Step-by-step explanation:

=> tan(x - π/2) = - tan(π/2 - x) = - cot x

.°.tan(x - π/2) = - cot x

=> cos(3π/2 + x) = cos(x - π/2) = cos(π/2 - x) = sinx

.°.cos(3π/2 + x) = sin x

=> sin(7π/2 - x) = sin(-π/2 - x) = - sin(π/2 - x) = -cosx

.°.sin³(7π/2 - x) = - cos³ x

=> cos(x - π/2) = cos(π/2 - x) = sinx

.°.cos(x - π/2) = sin x

=> tan(3π/2 + x) = tan(x - π/2) = - tan(π/2 - x) = -cotx

.°.tan(3π/2+x)= - cot x

Now, putting the values.

=> (- cot x). sin x + cos³x / sin x.(- cot x)
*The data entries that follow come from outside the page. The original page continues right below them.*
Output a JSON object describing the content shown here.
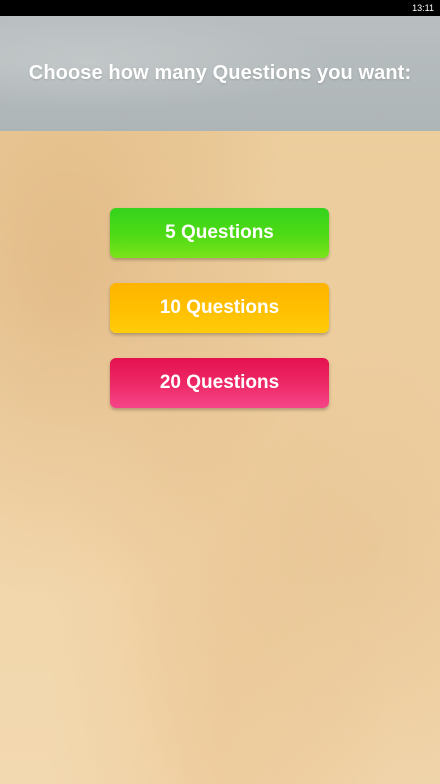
{
  "status_bar": {
    "time": "13:11"
  },
  "header": {
    "title": "Choose how many Questions you want:"
  },
  "options": [
    {
      "label": "5 Questions",
      "color": "#4fdb15"
    },
    {
      "label": "10 Questions",
      "color": "#ffbf00"
    },
    {
      "label": "20 Questions",
      "color": "#ee2a68"
    }
  ]
}
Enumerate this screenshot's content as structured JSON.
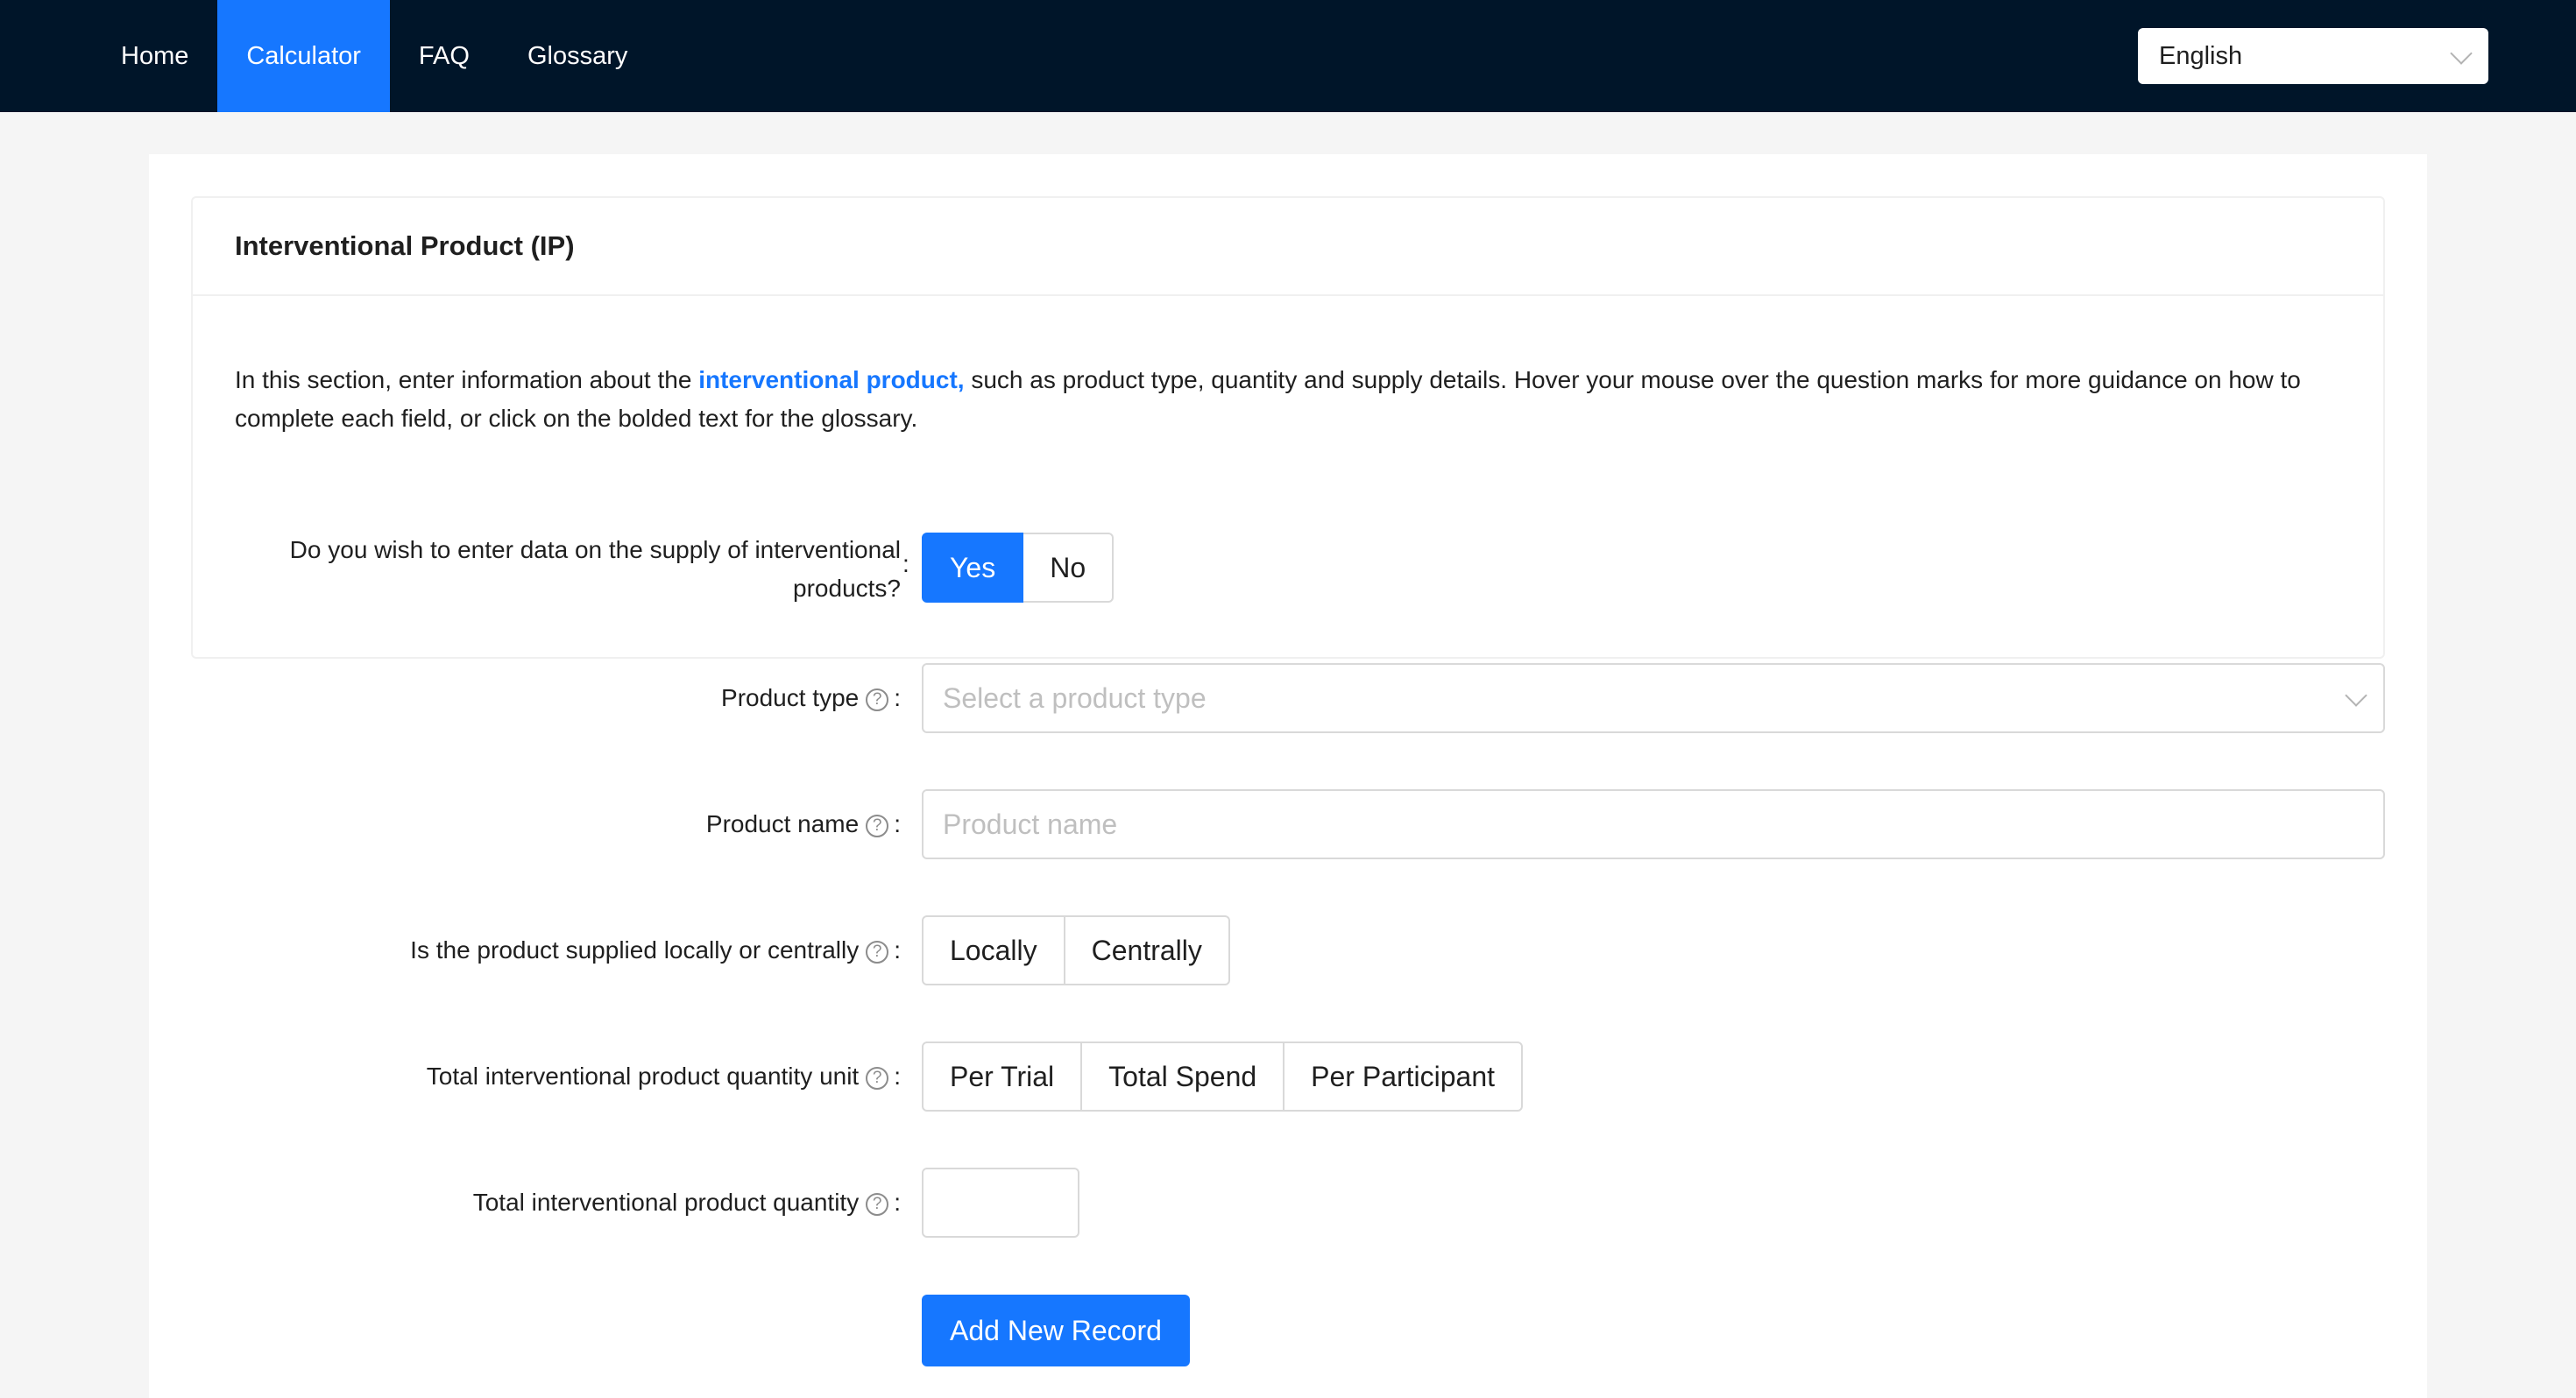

=> - cos x + cos³x / - cos x

=> (1 - cos²x)

=> sin²x ANSWER

Answer 2

ANSWER:

Taking the first term from the question

$\small{ \sf{ tan( x - \dfrac{\pi}{2}) = - tan( {90}^{ \circ} - x) = - cot \: x}}$

.°. - tan(90° - x) = - cot x

Taking the second term from the question

$\small{ \sf{cos( \frac{3\pi}{2} + x) = cos( {270}^{ \circ} + x) = sin \: x}}$

.°. cos(270° + x) = sin x

Taking the third term from the question

$\small{\sf{ - {sin}^{3}( \frac{7\pi}{2} - x) = - [ - {sin}^{3}({90}^{ \circ} - x) ]=cos^{3} \: x }}$

.°. - sin³(90° - x) = cos³ x

Taking the fourth term from the question

$\small{ \sf{cos( x - \frac{\pi}{2} ) = cos( \frac{\pi}{2} - x) = sin \: x}}$

.°. cos(90° - x) = sin x

Taking the fifth term from the question

$\small{ \sf{tan( \frac{3\pi}{2} + x) = tan( {270}^{ \circ} + x) = - cot \: x }}$

.°. tan(270° + x) = - cot x

Substituting the values

We get,

$\small{ \sf {= \frac{ - cot \: x.sin \: x + {cos}^{3}x}{ sin \: x.( - cot \: x)} }} \\ = \small{ \sf{ \frac{ - \frac{cos \: x}{sin \: x}.sin \: x + {cos}^{3} x }{sin \: x \times ( - \frac {cos \: x}{sin \: x} )} }} \\ \small { \sf{ = \frac{ - cos \: x + {cos}^{3} x}{ - cos \: x } }} \\ \small{ \sf{ = 1 + \frac{ - {cos}^{2} x(cos \: x)}{cos \: x} }} \\ \small { \sf{ = 1 - {cos}^{2}x }} \\ \small{ \sf{ = {sin}^{2}x }}$